Les prix du gaz sont hétérogènes entre catégories de clients. En général, ils décroissent avec le volume de gaz livré, en raison notamment d’effets d’échelle dans la commercialisation et la gestion du réseau ainsi que d’une fiscalité favorable aux gros consommateurs (figure 1.3.2.2). En 2019, le prix moyen hors TVA s’élève ainsi à 66,9 €/MWh dans le secteur résidentiel, contre 40,8 €/MWh dans le tertiaire, 24,4 €/MWh dans l’industrie et 21,3 €/MWh dans la branche énergie. Le prix moyen dans l’industrie masque lui-même une forte hétérogénéité. Les branches industrielles qui ont peu recours au gaz payent des prix proches de ceux du tertiaire, tandis que les plus gros consommateurs bénéficient de prix sensiblement inférieurs.

Le prix du gaz connaît des évolutions contrastées entre secteurs en 2019. Il augmente pour les ménages (+ 7,1 %). Cette hausse semble toutefois en grande partie liée à un décalage temporel entre les consommations et les facturations. En effet, une partie de la forte hausse des tarifs de la fin de l’année 2018 n’a été facturée aux consommateurs qu’au début de l’année 2019. Le prix du gaz diminue en revanche en 2019 pour les entreprises, notamment pour les gros consommateurs. Les prix finaux sont en effet généralement d’autant plus sensibles aux prix de gros que les clients consomment des volumes élevés. Le prix du gaz baisse ainsi en moyenne de 3,3 % dans le tertiaire et de 11,9 % dans l’industrie.

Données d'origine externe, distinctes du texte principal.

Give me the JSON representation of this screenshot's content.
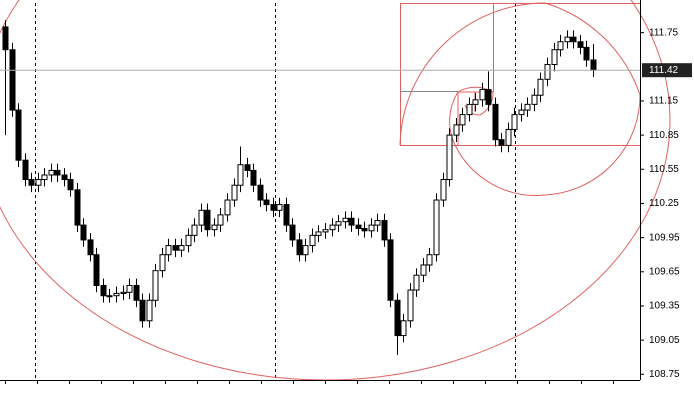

Figure 1.3.2.2 : prix moyens du gaz naturel par secteur

En €/MWh PCS*

2011

2012

2013

2014

2015

2016

2017

2018

2019

Branche énergie

26,7

27,0

30,5

26,2

23,6

19,0

18,9

27,1

21,3

Production d'électricité ou chaleur

26,4

26,9

30,3

26,2

23,5

18,9

18,8

27,4

21,7

Branche énergie hors transformation

29,8

28,3

31,9

26,4

24,1

19,8

19,7

24,1

15,8

Consommation finale à usage énergétique HTVA

39,8

44,3

46,0

44,5

43,7

40,5

40,5

44,7

45,1

Agriculture-pêche

39,2

42,8

43,8

44,4

42,1

37,5

36,0

36,9

36,4

Industrie

27,8

30,4

32,0

30,4

29,6

25,8

25,6

27,7

24,4

Tertiaire et transports

39,0

42,8

44,0

42,7

40,3

38,0

37,3

42,2

40,8

Résidentiel HTVA

49,4

54,6

56,9

59,3

58,9

54,8

55,7

62,6

66,9

Résidentiel TTC

58,1

64,1

67,1

69,9

69,3

64,2

65,4

72,8

78,0

Consommation finale à usage non énergétique

27,4

27,2

31,1

25,9

23,0

19,8

19,4

24,1

15,8

Tous secteurs hors TVA

36,5

40,6

43,0

41,5

40,2

35,9

35,7

41,0

39,3

Tous secteurs avec TVA**

39,4

44,0

46,8

45,1

43,7

39,0

38,8

44,3

42,7

* PCS : pouvoir calorifique supérieur.
** La TVA est incluse pour le résidentiel uniquement, car elle est déductible par les entreprises.